It all started wITH...

"You should be a writer!" 

For as long as I can remember, every Facebook friend I have (and I have hundreds) has asked me, begged me, to start a blog.  They post these requests on my wall.  They inbox me.  They bring them up #IRL (which is when you know shit is real...).  They say:  You’re an amazing writer.  Your posts give me life.  You had me snorting on the bus.  You MUST DO THIS.  And, after mulling it over for months and months (years and years?), I finally said to myself:  Okay... Yeah...  I’m funny.  I can conjugate a verb like no one’s business.  I’m going to do it.  I’m going to start a blog.

And then I sat down to write, and nothing.



I’m not talking a block; I’m talking a drought.  A Sub-Saharan-sized drought.  The opposite of Noah’s-Ark-and-all-them-animals type drought.  Suddenly, I'm staring at a blank screen with no insight and nothing to say.  And beyond that page are the head-shakes and side-eyes of one-thousand suns.

It all seemed so simple.

As all the saliva in my mouth dissipates, and I fight back against the dramatic, single-tear-cry, I start to succumb to the voices in my head.  You know those voices.  They’re female.  Like a gospel choir, but with fewer members and way more tone-deaf.  Lyrical geniuses they are, they seize on all your fears and turn them into sing-songy rap verses.  Kind of like Drake.  In fact, just like Drake - if he were female and on a continuous loop.  So, now I’ve committed to this damn blog, and all I can hear is:  “Come on and see me for once… come and see meeeee for once… cause you know you can’t wriiiiiiiiiiiite.”      

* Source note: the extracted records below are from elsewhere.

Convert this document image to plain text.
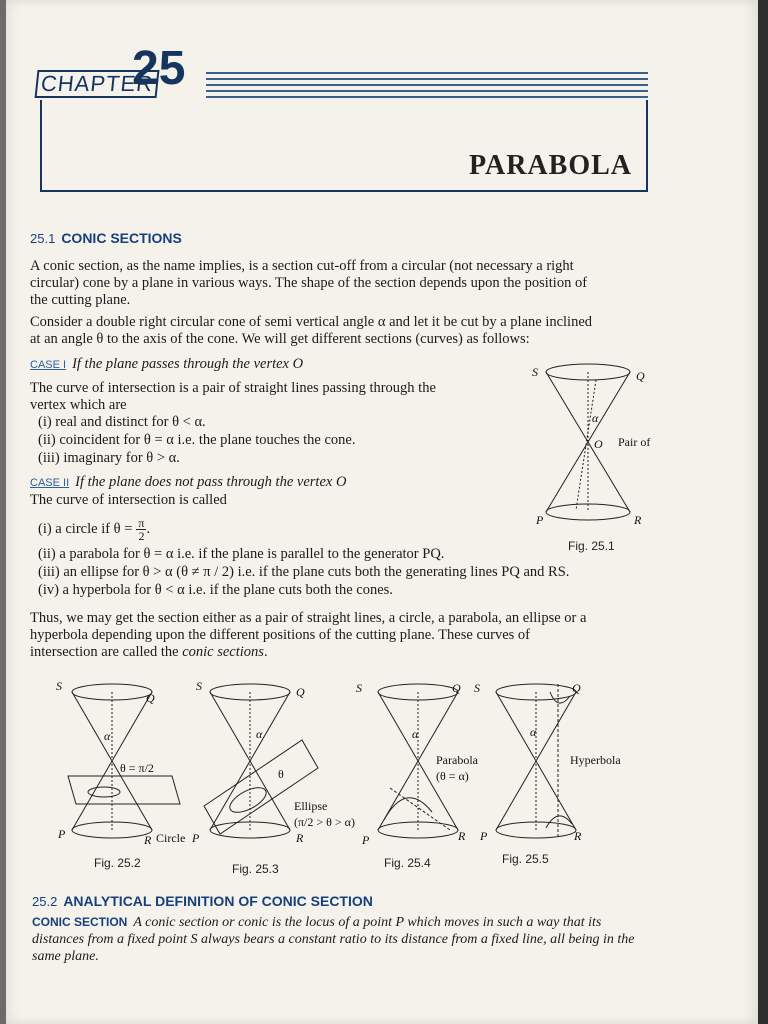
CHAPTER
25
PARABOLA
25.1 CONIC SECTIONS
A conic section, as the name implies, is a section cut-off from a circular (not necessary a right
circular) cone by a plane in various ways. The shape of the section depends upon the position of
the cutting plane.
Consider a double right circular cone of semi vertical angle α and let it be cut by a plane inclined
at an angle θ to the axis of the cone. We will get different sections (curves) as follows:
CASE I If the plane passes through the vertex O
The curve of intersection is a pair of straight lines passing through the
vertex which are
(i) real and distinct for θ < α.
(ii) coincident for θ = α i.e. the plane touches the cone.
(iii) imaginary for θ > α.
CASE II If the plane does not pass through the vertex O
The curve of intersection is called
(i) a circle if $\theta = \frac{\pi}{2}$ .
(ii) a parabola for θ = α i.e. if the plane is parallel to the generator PQ.
(iii) an ellipse for θ > α (θ ≠ π / 2) i.e. if the plane cuts both the generating lines PQ and RS.
(iv) a hyperbola for θ < α i.e. if the plane cuts both the cones.
S	Q
α
O Pair of
P	R
Fig. 25.1
Thus, we may get the section either as a pair of straight lines, a circle, a parabola, an ellipse or a
hyperbola depending upon the different positions of the cutting plane. These curves of
intersection are called the conic sections.
S
Q
α
θ = π/2
P	R Circle
Fig. 25.2
S	Q
α
θ
Ellipse
(π/2 > θ > α)
P	R
Fig. 25.3
S	Q
α
Parabola
(θ = α)
P	R
Fig. 25.4
S	Q
α
Hyperbola
P	R
Fig. 25.5
25.2 ANALYTICAL DEFINITION OF CONIC SECTION
CONIC SECTION A conic section or conic is the locus of a point P which moves in such a way that its
distances from a fixed point S always bears a constant ratio to its distance from a fixed line, all being in the
same plane.
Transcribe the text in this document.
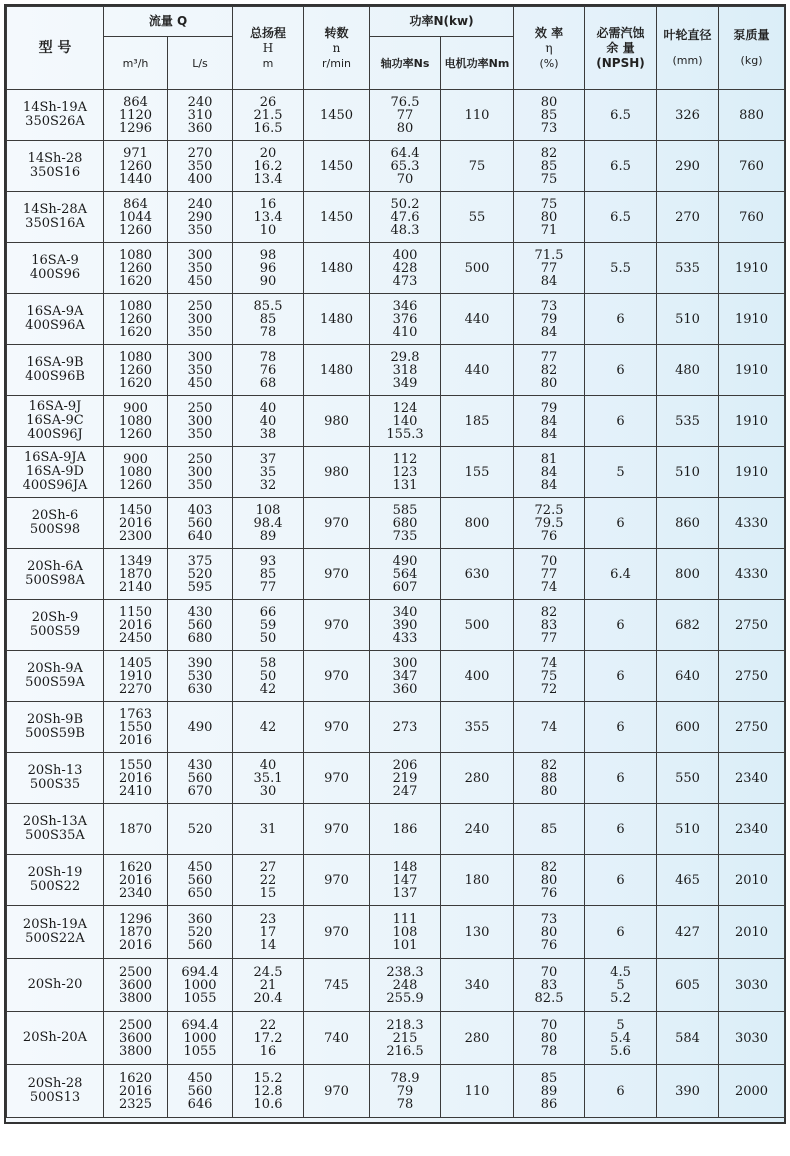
型 号	流量 Q		总扬程
H
m	转数
n
r/min	功率N(kw)		效 率
η
(%)	必需汽蚀
余 量
(NPSH)	叶轮直径
(mm)	泵质量
(kg)

	m³/h	L/s			轴功率Ns	电机功率Nm				

14Sh-19A
350S26A	864
1120
1296	240
310
360	26
21.5
16.5	1450	76.5
77
80	110	80
85
73	6.5	326	880

14Sh-28
350S16	971
1260
1440	270
350
400	20
16.2
13.4	1450	64.4
65.3
70	75	82
85
75	6.5	290	760

14Sh-28A
350S16A	864
1044
1260	240
290
350	16
13.4
10	1450	50.2
47.6
48.3	55	75
80
71	6.5	270	760

16SA-9
400S96	1080
1260
1620	300
350
450	98
96
90	1480	400
428
473	500	71.5
77
84	5.5	535	1910

16SA-9A
400S96A	1080
1260
1620	250
300
350	85.5
85
78	1480	346
376
410	440	73
79
84	6	510	1910

16SA-9B
400S96B	1080
1260
1620	300
350
450	78
76
68	1480	29.8
318
349	440	77
82
80	6	480	1910

16SA-9J
16SA-9C
400S96J	900
1080
1260	250
300
350	40
40
38	980	124
140
155.3	185	79
84
84	6	535	1910

16SA-9JA
16SA-9D
400S96JA	900
1080
1260	250
300
350	37
35
32	980	112
123
131	155	81
84
84	5	510	1910

20Sh-6
500S98	1450
2016
2300	403
560
640	108
98.4
89	970	585
680
735	800	72.5
79.5
76	6	860	4330

20Sh-6A
500S98A	1349
1870
2140	375
520
595	93
85
77	970	490
564
607	630	70
77
74	6.4	800	4330

20Sh-9
500S59	1150
2016
2450	430
560
680	66
59
50	970	340
390
433	500	82
83
77	6	682	2750

20Sh-9A
500S59A	1405
1910
2270	390
530
630	58
50
42	970	300
347
360	400	74
75
72	6	640	2750

20Sh-9B
500S59B	1763
1550
2016	490	42	970	273	355	74	6	600	2750

20Sh-13
500S35	1550
2016
2410	430
560
670	40
35.1
30	970	206
219
247	280	82
88
80	6	550	2340

20Sh-13A
500S35A	1870	520	31	970	186	240	85	6	510	2340

20Sh-19
500S22	1620
2016
2340	450
560
650	27
22
15	970	148
147
137	180	82
80
76	6	465	2010

20Sh-19A
500S22A	1296
1870
2016	360
520
560	23
17
14	970	111
108
101	130	73
80
76	6	427	2010

20Sh-20	2500
3600
3800	694.4
1000
1055	24.5
21
20.4	745	238.3
248
255.9	340	70
83
82.5	4.5
5
5.2	605	3030

20Sh-20A	2500
3600
3800	694.4
1000
1055	22
17.2
16	740	218.3
215
216.5	280	70
80
78	5
5.4
5.6	584	3030

20Sh-28
500S13	1620
2016
2325	450
560
646	15.2
12.8
10.6	970	78.9
79
78	110	85
89
86	6	390	2000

Because, let’s be real.  I'm not a writer.  Any more than I'm the President (but, then again, his ass was a washed up game show host, soooooo…).  No.  I'm just a chick who writes, which is waaaay different than being a writer, right?  I mean, it’s like being a runner.  There are runners, and then there are… the hundreds of thousands of people who run...  Okay.  Not what I meant.  It’s like those funny T-shirts say:  “I may run slower than a herd of turtles stampeding through peanut butter, but I run.”  Okay... so that didn’t quite work either.  Alright.  Maybe you are a runner, but you for damn sure ain’t no Kenyan runner.  I mean, you can be a Kentucky runner.  Or a Kansas City runner.  Or a Guatemalan runner (I don’t even know if Guatemalans run, but you get my drift).  But you’ll never, ever be a Kenyan runner.  Feel me?  There’s that ONE DUDE who will cross that finish line waaaaaay ahead of everyone else, and only HE can yell out, “I’M KENYAN, BITCHES!”  But you?  No, ma’am.  You - are - no - Kenyan (unless you are, in which case, let's just pretend you're not for the purposes of this piece).  So, maybe I can be a writer, but I can’t be Shakespeare.  Or Socrates (Did he write?  Now I’m confusing my damn self).  No.  I’d just be a writer.  And is that what I want?  To just be “a” writer?  Oh wait – that is what I want, isn't it?  To just… write.  To just write, and to have people read what I write, and to have those people who read what I write chuckle a little bit... maybe even snort once in a while.  That’s it.  So, I'm actually not even trying to be Kenyan.  Like, I don't even need to be from the Continent (shout out to the Motherland).   Just being a random writer in the good ol’ U.S. of A. would suit me just fine.

So why we having this conversation again?     

Welcome to The Curly Gurl Chronicles.  Thanks for coming.  Sit back.  Put your feet up.  And enjoy the slightly neurotic, brazenly introspective, always entertaining ride.